Secretary of State Mike Pompeo is on occasion the most undiplomatic of diplomats, a trait that has the virtue of making some unpleasant truths visible. On Monday, he tweeted about a conversation he had with his British counterpart Dominic Raab in which they discussed “Turkey’s plans to potentially invade Syria.” This is unvarnished reality: not Turkey’s plans to intervene in Syria or to create a safe zone in Syria, but “Turkey’s plans to potentially invade Syria.” That was the plan Donald Trump green-lighted on Sunday night in a conversation with Turkish president Recep Tayyip Erdogan when Trump agreed to withdraw American troops from Northern Syria who had been serving as human shields for the Kurds organized as the Syrian Democratic Forces (SDF).
Syria remains a divisive issue on the American left, with a vocal anti-imperialist faction arguing that Trump’s removal of troops should be welcomed, while others believe that solidarity with the Kurds requires continued intervention. The anti-imperialist argument is hard to credit in the face of Pompeo’s blunt acknowledgement that his government has given its imprimatur to open territorial conquest.
Donald Trump often talks about bringing to a close America’s endless wars, but there’s no reason for anti-imperialists to welcome his foreign policy, since Trump’s goal is to reassert American power by other means. Trump acknowledges that American military presence in a few danger zones is too costly—but he doesn’t want to replace an overextended empire with an America that engages peacefully with other countries through diplomacy. Rather, Trump believes that he can achieve the same goals as the existing empire by befriending autocrats and making deals with them. Some of these deals, like the bargain he struck with Erdogan, are themselves threats to peace.
Equally destabilizing is the erratic way in which Trump makes his decisions, often tottering back and forth like a drunk so that other world powers have no idea where he’s going to land.

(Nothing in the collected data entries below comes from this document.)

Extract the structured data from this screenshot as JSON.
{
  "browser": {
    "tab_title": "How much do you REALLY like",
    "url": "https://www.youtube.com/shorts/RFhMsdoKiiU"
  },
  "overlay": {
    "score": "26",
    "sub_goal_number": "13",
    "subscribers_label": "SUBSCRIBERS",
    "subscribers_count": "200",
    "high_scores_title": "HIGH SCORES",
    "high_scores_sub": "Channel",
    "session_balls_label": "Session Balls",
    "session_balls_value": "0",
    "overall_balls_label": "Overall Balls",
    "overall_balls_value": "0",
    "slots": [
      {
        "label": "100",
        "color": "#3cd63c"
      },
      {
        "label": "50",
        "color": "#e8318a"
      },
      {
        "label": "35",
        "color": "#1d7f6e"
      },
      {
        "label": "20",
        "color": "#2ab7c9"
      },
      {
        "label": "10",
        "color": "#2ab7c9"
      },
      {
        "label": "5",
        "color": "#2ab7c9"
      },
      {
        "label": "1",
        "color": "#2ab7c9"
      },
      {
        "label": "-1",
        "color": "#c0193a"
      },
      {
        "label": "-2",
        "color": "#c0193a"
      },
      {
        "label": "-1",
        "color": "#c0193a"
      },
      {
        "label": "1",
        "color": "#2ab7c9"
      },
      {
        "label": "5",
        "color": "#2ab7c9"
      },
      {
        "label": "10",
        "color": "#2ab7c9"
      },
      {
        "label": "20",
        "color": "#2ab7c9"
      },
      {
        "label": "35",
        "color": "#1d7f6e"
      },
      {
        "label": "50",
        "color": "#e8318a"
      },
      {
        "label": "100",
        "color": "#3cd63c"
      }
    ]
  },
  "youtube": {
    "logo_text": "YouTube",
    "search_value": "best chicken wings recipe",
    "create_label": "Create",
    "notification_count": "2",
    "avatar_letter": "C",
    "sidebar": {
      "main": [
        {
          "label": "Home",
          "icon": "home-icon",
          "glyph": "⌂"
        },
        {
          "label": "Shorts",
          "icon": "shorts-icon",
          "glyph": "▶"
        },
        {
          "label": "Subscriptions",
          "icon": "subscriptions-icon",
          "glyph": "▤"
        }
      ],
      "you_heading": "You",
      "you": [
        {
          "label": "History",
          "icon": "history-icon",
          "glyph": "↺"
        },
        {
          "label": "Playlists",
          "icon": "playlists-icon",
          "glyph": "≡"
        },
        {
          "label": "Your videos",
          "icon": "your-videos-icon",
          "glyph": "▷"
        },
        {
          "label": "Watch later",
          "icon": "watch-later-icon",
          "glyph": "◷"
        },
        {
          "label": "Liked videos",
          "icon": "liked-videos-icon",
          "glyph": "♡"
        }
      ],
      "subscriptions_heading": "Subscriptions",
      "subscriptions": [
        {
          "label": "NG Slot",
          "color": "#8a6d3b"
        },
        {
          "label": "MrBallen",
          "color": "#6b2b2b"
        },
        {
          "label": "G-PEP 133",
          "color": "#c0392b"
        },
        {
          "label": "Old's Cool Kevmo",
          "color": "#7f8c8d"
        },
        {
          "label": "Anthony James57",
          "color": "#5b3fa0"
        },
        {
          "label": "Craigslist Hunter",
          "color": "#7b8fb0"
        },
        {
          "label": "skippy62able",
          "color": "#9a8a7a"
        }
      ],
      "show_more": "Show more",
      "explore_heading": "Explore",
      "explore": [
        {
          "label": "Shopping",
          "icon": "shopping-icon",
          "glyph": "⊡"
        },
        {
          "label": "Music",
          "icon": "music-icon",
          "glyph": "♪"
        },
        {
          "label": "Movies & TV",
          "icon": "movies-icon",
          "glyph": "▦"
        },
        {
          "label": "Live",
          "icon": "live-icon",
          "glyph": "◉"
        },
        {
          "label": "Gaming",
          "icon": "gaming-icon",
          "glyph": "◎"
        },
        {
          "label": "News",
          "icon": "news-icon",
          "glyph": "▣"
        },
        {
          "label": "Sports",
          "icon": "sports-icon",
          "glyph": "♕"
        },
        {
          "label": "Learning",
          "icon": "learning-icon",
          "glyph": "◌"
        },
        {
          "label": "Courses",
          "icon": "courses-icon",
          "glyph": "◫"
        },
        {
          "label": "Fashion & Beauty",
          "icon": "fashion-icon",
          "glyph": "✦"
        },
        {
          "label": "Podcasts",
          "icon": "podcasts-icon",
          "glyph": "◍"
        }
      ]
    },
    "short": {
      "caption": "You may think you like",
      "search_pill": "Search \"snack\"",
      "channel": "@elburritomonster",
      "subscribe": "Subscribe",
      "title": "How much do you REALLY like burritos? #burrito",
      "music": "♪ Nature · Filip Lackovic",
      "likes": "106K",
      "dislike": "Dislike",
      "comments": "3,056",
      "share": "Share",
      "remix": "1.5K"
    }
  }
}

Trump first hinted at his possible betrayal of the Kurds in a press conference at the United Nations when he took a question from a reporter he called “Mr. Kurd.” The president was effusive, “We do get along great with the Kurds. We’re trying to help them a lot. Don’t forget, that’s their territory. We have to help them. I want to help them. They fought with us. They died with us. They died. We lost tens of thousands of Kurds, died fighting ISIS. They died for us and with us. And for themselves. They died for themselves. They’re great people. And we have not forgotten. We don’t forget. I don’t forget. What happens someday later but I can tell you I don’t forget. These are great people.”
Most of this statement seems like it is strongly pro-Kurd, but it also contains a strange clause that was in fact a verbal escape hatch: “What happens someday later but….” In this torrent of words there is a suggestion that Trump wasn’t as fully committed to protecting the Kurds as his hyperbolic words would indicate. There was no guarantee about what could happen “someday later.”
In December of 2018, Trump tried to remove American troops from northern Syria only to receive pushback from his secretary of defense, James Mattis, who resigned soon afterward. But the conflict with Mattis did delay Trump from taking action until this week.
Even now, Trump seems to be wavering. After being accused by Republican supporters like Senator Lindsey Graham of destabilizing America’s position in the Middle East, Trump took to Twitter with one of his strangest tweets: “As I have stated strongly before, and just to reiterate, if Turkey does anything that I, in my great and unmatched wisdom, consider to be off limits, I will totally destroy and obliterate the Economy of Turkey (I’ve done before!).” Yet even as he issued this truly bizarre warning, Trump continued to make friendly overtures to Erdogan, pushing ahead with plans for a White House visit by the Turkish leader.
We can reject Lindsey Graham’s militarism and still argue that Trump’s helter-skelter foreign policy is dangerous for the world. As Ishaan Tharoor of The Washington Post noted, “What distinguishes the current moment of Kurdish betrayal from earlier eras is perhaps its seeming strategic incoherence. On Monday morning, officials in the Pentagon and State Department voiced bewilderment over the president’s tweeted announcements; reports suggested that neither the SDF nor other U.S. coalition partners on the ground were given warning of Trump’s decision.” A president who makes life and death decisions on the fly, with no advance warning given to people who had staked their very existence on the promises of the American government, is one who is making the world much less safe.
Blame for the Syrian mess doesn’t rest just on Trump’s shoulders. On Tuesday, Senator Chris Murphy wrote a thoughtful Twitter thread on how the ultimate problem was that American governments, including that of Barack Obama, relied too heavily on a military solution rather than diplomacy.
“Our real interest all along was defeating ISIS,” Murphy noted.
And with the Turks unwilling to help, and our justifiable reluctance to send hundreds of thousands of U.S. troops into Syria (creating another Iraq-like disaster), we rightly turned to the Kurds and the SDF to do the job. But we knew that this would enrage the Turks (and it did), but we just closed our eyes to the coming political nightmare. We had 1 (yes, ONE) diplomat in northern Syria for much of 2015-17 trying to figure out the politics of post-ISIS northern Syria. Had we had less hubris and focused on ISIS’s defeat AND worked from the start with Kurds/Arabs/Turks to create a post-ISIS governance structure, we could have at least had a shot to avoid both the prolonged nightmare of the civil war and the coming slaughter of the Kurds. But much of DC refuses to learn the lessons of Iraq. U.S. intervention in the region tends to make things worse, especially when we lots of military tools and not enough diplomatic tools. Yes, Trump will have blood on his hands, but this disaster was years in the making.
Trump, no less than George W. Bush or Barack Obama, prefers military solutions to diplomatic ones. What distinguishes Trump is merely that some of his military solutions are offshored, as in the stamp of approval given to Turkish aggression. This is not a policy that can be called anti-imperialist. As Djene Bajalan and Michael Brooks pointedly asked in Jacobin, “Would a US pullout that facilitates a Turkish invasion truly be a victory for the cause of peace? And considering Turkey’s longstanding membership in NATO, would it even be a blow to US imperialism?”
Trump is doing nothing more than fanning the flames of regional violence. The only way forward is for Congress to step up to the plate and challenge Trump’s foreign policy while also letting Turkey know that there will be a cost to slaughtering the Kurds. Beyond that, America needs a post-Trump president willing to invest in diplomatic solutions rather than simply giving the thumbs-up for his fellow autocrats to invade other countries.